Where N is usually three. Given 3, pick 2. This is a classic dilemma of compromise. That neither you nor I can have our cake and eat it at the same time. And I say that as a father that has been leaving work at six every day so I can be home to spend the few hours before my son falls asleep. So I can spend time with my family.
Not just am I not as successful as Paul Graham; I too am not able to word it better Paul's article on "Having Kids," and how it has affected ambition.
To summarize, I was a lot more productive before having kids. And being productive was great because I am an ambitious dude. But somehow, somewhat, my son came along, and I am a lot happier now, even if I have less time for work.
And yet I get work done somehow.
Before a kid came along, I think I had a life. I would play Dota 2 with my friends because before kids came along, all of us could afford to stay up late.

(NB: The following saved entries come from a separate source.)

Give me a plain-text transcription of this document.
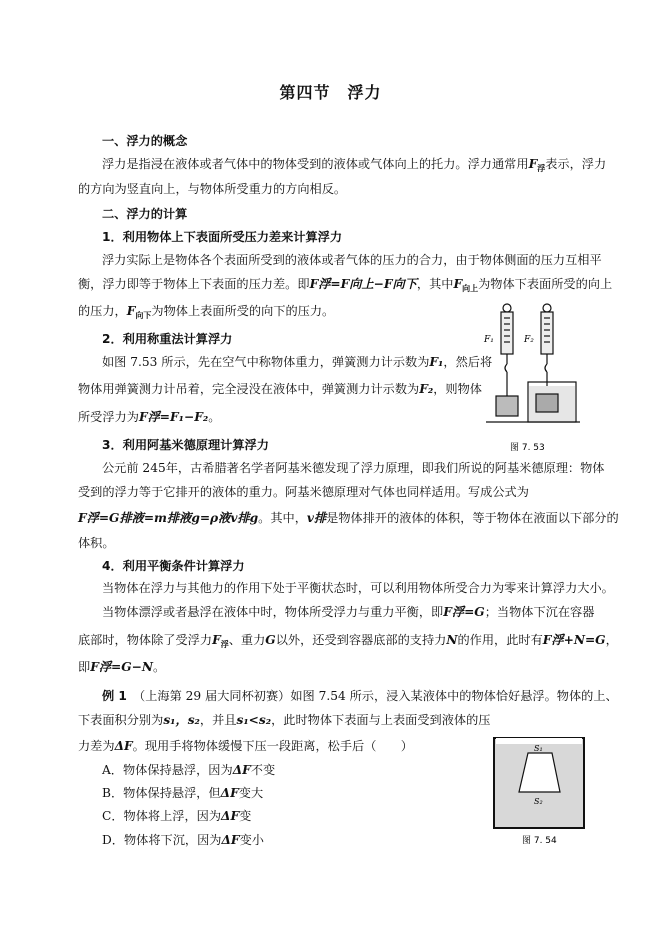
第四节　浮力
一、浮力的概念
浮力是指浸在液体或者气体中的物体受到的液体或气体向上的托力。浮力通常用$F_浮$表示，浮力
的方向为竖直向上，与物体所受重力的方向相反。
二、浮力的计算
1．利用物体上下表面所受压力差来计算浮力
浮力实际上是物体各个表面所受到的液体或者气体的压力的合力，由于物体侧面的压力互相平
衡，浮力即等于物体上下表面的压力差。即F浮=F向上−F向下，其中$F_{向上}$为物体下表面所受的向上
的压力，$F_{向下}$为物体上表面所受的向下的压力。
2．利用称重法计算浮力
如图 7.53 所示，先在空气中称物体重力，弹簧测力计示数为F₁，然后将
物体用弹簧测力计吊着，完全浸没在液体中，弹簧测力计示数为F₂，则物体
所受浮力为F浮=F₁−F₂。
F₁	F₂
图 7. 53
3．利用阿基米德原理计算浮力
公元前 245年，古希腊著名学者阿基米德发现了浮力原理，即我们所说的阿基米德原理：物体
受到的浮力等于它排开的液体的重力。阿基米德原理对气体也同样适用。写成公式为
F浮=G排液=m排液g=ρ液v排g。其中，v排是物体排开的液体的体积，等于物体在液面以下部分的
体积。
4．利用平衡条件计算浮力
当物体在浮力与其他力的作用下处于平衡状态时，可以利用物体所受合力为零来计算浮力大小。
当物体漂浮或者悬浮在液体中时，物体所受浮力与重力平衡，即F浮=G；当物体下沉在容器
底部时，物体除了受浮力$F_浮$、重力G以外，还受到容器底部的支持力N的作用，此时有F浮+N=G，
即F浮=G−N。
例 1　 （上海第 29 届大同杯初赛）如图 7.54 所示，浸入某液体中的物体恰好悬浮。物体的上、
下表面积分别为s₁，s₂，并且s₁<s₂，此时物体下表面与上表面受到液体的压
力差为ΔF。现用手将物体缓慢下压一段距离，松手后（　　）
A．物体保持悬浮，因为ΔF不变
B．物体保持悬浮，但ΔF变大
C．物体将上浮，因为ΔF变
D．物体将下沉，因为ΔF变小
S₁
S₂
图 7. 54
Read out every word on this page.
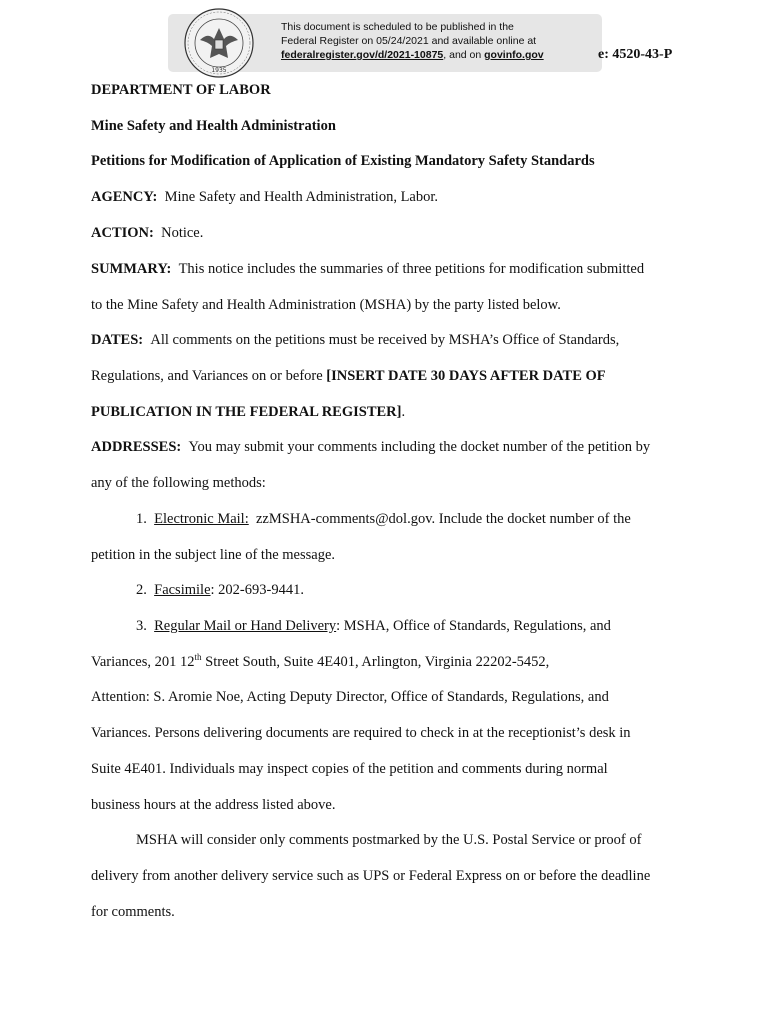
1935
This document is scheduled to be published in the
Federal Register on 05/24/2021 and available online at
federalregister.gov/d/2021-10875, and on govinfo.gov	e: 4520-43-P
DEPARTMENT OF LABOR
Mine Safety and Health Administration
Petitions for Modification of Application of Existing Mandatory Safety Standards
AGENCY: Mine Safety and Health Administration, Labor.
ACTION: Notice.
SUMMARY: This notice includes the summaries of three petitions for modification submitted
to the Mine Safety and Health Administration (MSHA) by the party listed below.
DATES: All comments on the petitions must be received by MSHA’s Office of Standards,
Regulations, and Variances on or before [INSERT DATE 30 DAYS AFTER DATE OF
PUBLICATION IN THE FEDERAL REGISTER].
ADDRESSES: You may submit your comments including the docket number of the petition by
any of the following methods:
1. Electronic Mail: zzMSHA-comments@dol.gov. Include the docket number of the
petition in the subject line of the message.
2. Facsimile: 202-693-9441.
3. Regular Mail or Hand Delivery: MSHA, Office of Standards, Regulations, and
Variances, 201 12th Street South, Suite 4E401, Arlington, Virginia 22202-5452,
Attention: S. Aromie Noe, Acting Deputy Director, Office of Standards, Regulations, and
Variances. Persons delivering documents are required to check in at the receptionist’s desk in
Suite 4E401. Individuals may inspect copies of the petition and comments during normal
business hours at the address listed above.
MSHA will consider only comments postmarked by the U.S. Postal Service or proof of
delivery from another delivery service such as UPS or Federal Express on or before the deadline
for comments.
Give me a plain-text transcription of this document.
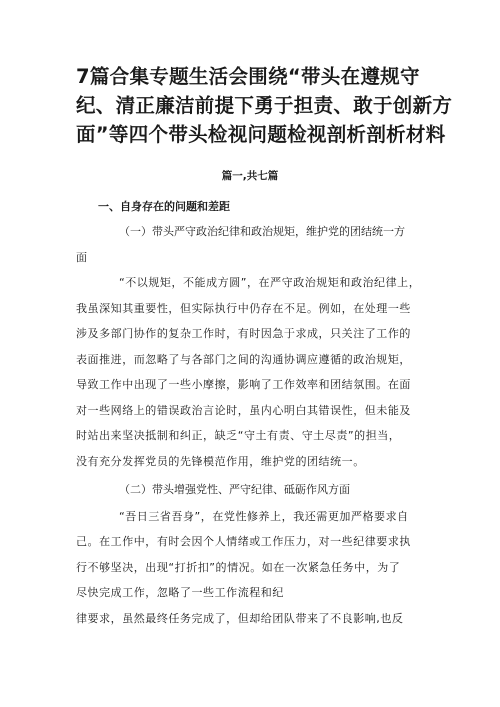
7篇合集专题生活会围绕“带头在遵规守
纪、清正廉洁前提下勇于担责、敢于创新方
面”等四个带头检视问题检视剖析剖析材料

篇一,共七篇

一、自身存在的问题和差距

（一）带头严守政治纪律和政治规矩，维护党的团结统一方

面

“不以规矩，不能成方圆”，在严守政治规矩和政治纪律上，

我虽深知其重要性，但实际执行中仍存在不足。例如，在处理一些

涉及多部门协作的复杂工作时，有时因急于求成，只关注了工作的

表面推进，而忽略了与各部门之间的沟通协调应遵循的政治规矩，

导致工作中出现了一些小摩擦，影响了工作效率和团结氛围。在面

对一些网络上的错误政治言论时，虽内心明白其错误性，但未能及

时站出来坚决抵制和纠正，缺乏“守土有责、守土尽责”的担当，

没有充分发挥党员的先锋模范作用，维护党的团结统一。

（二）带头增强党性、严守纪律、砥砺作风方面

“吾日三省吾身”，在党性修养上，我还需更加严格要求自

己。在工作中，有时会因个人情绪或工作压力，对一些纪律要求执

行不够坚决，出现“打折扣”的情况。如在一次紧急任务中，为了

尽快完成工作，忽略了一些工作流程和纪

律要求，虽然最终任务完成了，但却给团队带来了不良影响,也反
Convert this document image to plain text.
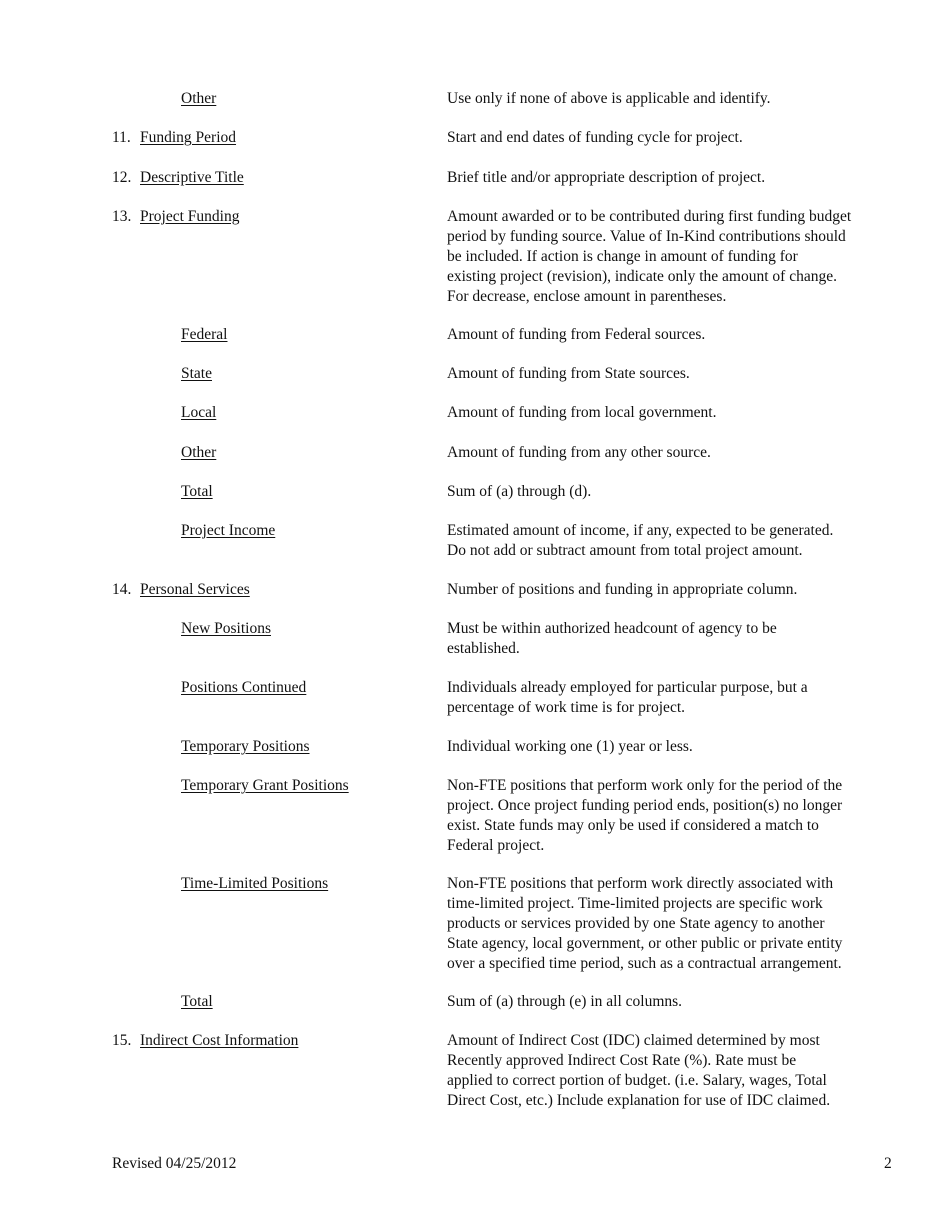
Other	Use only if none of above is applicable and identify.
11. Funding Period	Start and end dates of funding cycle for project.
12. Descriptive Title	Brief title and/or appropriate description of project.
13. Project Funding	Amount awarded or to be contributed during first funding budget
period by funding source. Value of In-Kind contributions should
be included. If action is change in amount of funding for
existing project (revision), indicate only the amount of change.
For decrease, enclose amount in parentheses.
Federal	Amount of funding from Federal sources.
State	Amount of funding from State sources.
Local	Amount of funding from local government.
Other	Amount of funding from any other source.
Total	Sum of (a) through (d).
Project Income	Estimated amount of income, if any, expected to be generated.
Do not add or subtract amount from total project amount.
14. Personal Services	Number of positions and funding in appropriate column.
New Positions	Must be within authorized headcount of agency to be
established.
Positions Continued	Individuals already employed for particular purpose, but a
percentage of work time is for project.
Temporary Positions	Individual working one (1) year or less.
Temporary Grant Positions	Non-FTE positions that perform work only for the period of the
project. Once project funding period ends, position(s) no longer
exist. State funds may only be used if considered a match to
Federal project.
Time-Limited Positions	Non-FTE positions that perform work directly associated with
time-limited project. Time-limited projects are specific work
products or services provided by one State agency to another
State agency, local government, or other public or private entity
over a specified time period, such as a contractual arrangement.
Total	Sum of (a) through (e) in all columns.
15. Indirect Cost Information	Amount of Indirect Cost (IDC) claimed determined by most
Recently approved Indirect Cost Rate (%). Rate must be
applied to correct portion of budget. (i.e. Salary, wages, Total
Direct Cost, etc.) Include explanation for use of IDC claimed.
Revised 04/25/2012	2
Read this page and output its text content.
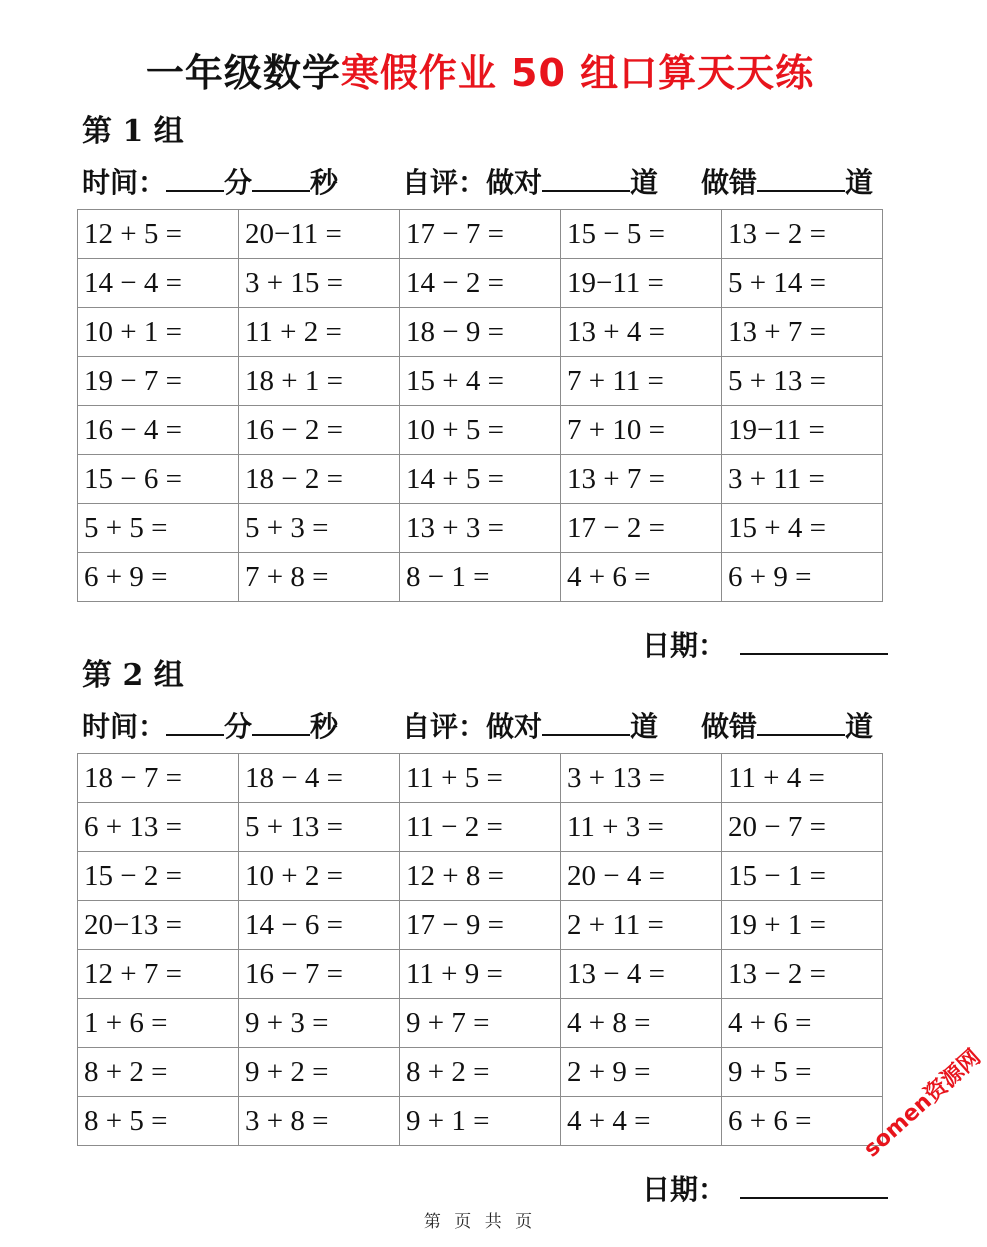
一年级数学寒假作业 50 组口算天天练
第 1 组
时间： 分 秒 自评：做对	道 做错	道
12 + 5 =	20−11 =	17 − 7 =	15 − 5 =	13 − 2 =
14 − 4 =	3 + 15 =	14 − 2 =	19−11 =	5 + 14 =
10 + 1 =	11 + 2 =	18 − 9 =	13 + 4 =	13 + 7 =
19 − 7 =	18 + 1 =	15 + 4 =	7 + 11 =	5 + 13 =
16 − 4 =	16 − 2 =	10 + 5 =	7 + 10 =	19−11 =
15 − 6 =	18 − 2 =	14 + 5 =	13 + 7 =	3 + 11 =
5 + 5 =	5 + 3 =	13 + 3 =	17 − 2 =	15 + 4 =
6 + 9 =	7 + 8 =	8 − 1 =	4 + 6 =	6 + 9 =
日期：
第 2 组
时间： 分 秒 自评：做对	道 做错	道
18 − 7 =	18 − 4 =	11 + 5 =	3 + 13 =	11 + 4 =
6 + 13 =	5 + 13 =	11 − 2 =	11 + 3 =	20 − 7 =
15 − 2 =	10 + 2 =	12 + 8 =	20 − 4 =	15 − 1 =
20−13 =	14 − 6 =	17 − 9 =	2 + 11 =	19 + 1 =
12 + 7 =	16 − 7 =	11 + 9 =	13 − 4 =	13 − 2 =
1 + 6 =	9 + 3 =	9 + 7 =	4 + 8 =	4 + 6 =
8 + 2 =	9 + 2 =	8 + 2 =	2 + 9 =	9 + 5 =
8 + 5 =	3 + 8 =	9 + 1 =	4 + 4 =	6 + 6 =
日期：
第 页 共 页
somen资源网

Before a kid came along, I think I had better stamina because I could afford to run at least twice. Now I make do with a single CrossFit session a week.
There are pangs of desires that has me itching to do something, and scratch I did. I started up a (crystal red) shrimp tank, a hobby that I could not have afforded when I was younger. That has grown into an algae tank. Hah.
I tried working out, so I joined CrossFit, but all I can afford is a session once a week during lunchtime. My progress has stagnated.
Sure, I can indulge in experiences and casual hobbies, but to excel in anything more than two things? I do not think it is possible.
Given N, pick two. I have chosen mine.